Skelf (not to be confused with skelf, a shelf) has been recorded in Scots sources since the early seventeenth century and was probably borrowed from Dutch schelf, a flake or splinter of wood. The first known Scottish quotation occurs in the memoirs of Scottish diplomat, Sir James Melville, who describes a battle where soldiers are injured by "skelves of stanes". In modern Scots, a skelf is more often a wooden splinter in the skin, as in Christopher Brookmyre's 1996 novel, Quite Early One Morning: "This living room didn't have any kind of carpet to its name, and as its exposed floorboards were not of the trendy polished variety, he figured he would be picking skelfs out of his bare feet all afternoon".
Skelf is also used to describe persons of the wee, thin, shilpit variety, as in George Friel's 1964 novel, The Boy Who Wanted Peace: "That this hulk of womanhood should be the old block of a skelf like Noddy made Mr Daunders think of the mountain that gave birth to a mouse". But, as demonstrated by David and Goliath, wee skelfs are not necessarily devoid of powers or talents. In 2001, an article in the Herald described the scene at the Harlem Opera House when "a skelf of a 16-year-old", the then undiscovered Ella Fitzgerald, took to the stage.

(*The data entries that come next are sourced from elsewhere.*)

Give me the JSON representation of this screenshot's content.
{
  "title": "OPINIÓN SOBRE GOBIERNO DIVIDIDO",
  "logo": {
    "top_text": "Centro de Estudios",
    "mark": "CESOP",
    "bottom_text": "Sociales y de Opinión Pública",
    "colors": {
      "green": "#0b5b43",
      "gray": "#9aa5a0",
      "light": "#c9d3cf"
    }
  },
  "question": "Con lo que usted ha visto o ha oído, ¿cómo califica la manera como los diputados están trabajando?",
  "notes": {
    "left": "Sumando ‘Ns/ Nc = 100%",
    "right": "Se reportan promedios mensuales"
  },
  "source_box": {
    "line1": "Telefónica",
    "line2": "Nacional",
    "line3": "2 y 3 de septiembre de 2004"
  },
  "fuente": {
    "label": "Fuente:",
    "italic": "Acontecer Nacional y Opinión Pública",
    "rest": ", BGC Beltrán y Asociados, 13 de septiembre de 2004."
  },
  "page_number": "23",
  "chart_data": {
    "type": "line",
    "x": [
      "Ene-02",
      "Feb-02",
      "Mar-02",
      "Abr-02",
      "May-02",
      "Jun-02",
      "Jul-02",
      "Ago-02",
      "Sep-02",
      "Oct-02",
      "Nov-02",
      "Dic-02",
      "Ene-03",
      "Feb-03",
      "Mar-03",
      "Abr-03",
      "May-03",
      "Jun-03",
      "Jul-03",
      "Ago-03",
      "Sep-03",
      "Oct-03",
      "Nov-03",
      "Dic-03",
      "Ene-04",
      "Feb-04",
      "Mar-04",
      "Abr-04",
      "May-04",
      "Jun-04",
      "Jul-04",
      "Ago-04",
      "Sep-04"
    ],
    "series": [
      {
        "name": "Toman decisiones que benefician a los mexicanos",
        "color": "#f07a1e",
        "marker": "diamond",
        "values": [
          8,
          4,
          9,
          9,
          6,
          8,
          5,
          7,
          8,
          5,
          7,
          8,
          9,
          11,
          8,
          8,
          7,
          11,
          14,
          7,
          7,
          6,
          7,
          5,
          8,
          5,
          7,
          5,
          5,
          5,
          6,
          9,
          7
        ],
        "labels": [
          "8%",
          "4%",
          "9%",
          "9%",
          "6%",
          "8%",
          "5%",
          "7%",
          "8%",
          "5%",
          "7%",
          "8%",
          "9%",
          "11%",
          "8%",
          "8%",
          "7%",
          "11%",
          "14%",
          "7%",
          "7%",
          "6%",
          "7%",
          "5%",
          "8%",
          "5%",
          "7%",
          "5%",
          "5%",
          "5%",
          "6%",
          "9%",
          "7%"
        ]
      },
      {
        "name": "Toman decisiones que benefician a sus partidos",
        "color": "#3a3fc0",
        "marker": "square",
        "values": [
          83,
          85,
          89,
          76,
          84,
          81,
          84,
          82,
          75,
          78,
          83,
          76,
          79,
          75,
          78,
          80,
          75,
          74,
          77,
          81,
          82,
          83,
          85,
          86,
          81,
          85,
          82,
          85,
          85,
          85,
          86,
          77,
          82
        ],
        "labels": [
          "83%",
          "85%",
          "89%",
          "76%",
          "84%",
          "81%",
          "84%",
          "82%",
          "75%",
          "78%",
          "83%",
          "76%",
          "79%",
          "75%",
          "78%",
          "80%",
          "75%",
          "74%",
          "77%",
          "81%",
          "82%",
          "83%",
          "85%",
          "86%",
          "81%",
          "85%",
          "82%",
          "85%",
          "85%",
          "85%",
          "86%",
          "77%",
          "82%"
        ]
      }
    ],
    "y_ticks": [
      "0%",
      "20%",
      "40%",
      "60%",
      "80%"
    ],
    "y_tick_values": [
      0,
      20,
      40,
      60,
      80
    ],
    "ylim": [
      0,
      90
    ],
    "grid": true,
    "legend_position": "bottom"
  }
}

Specific uses of the word have been noted in forestry, where a skelf could refer to a wooden wedge used in the process of felling trees, and the Scottish National Dictionary notes that the word was also used of a thin flagstone slab in Caithness in 1970. Derivatives also abound, including "skelvie", found for example in a late nineteenth-century Shetland source: "da last snaa wis mair skelvie". As always, we would welcome any further information not currently addressed by our 22-volume online Dictionary of the Scots Language.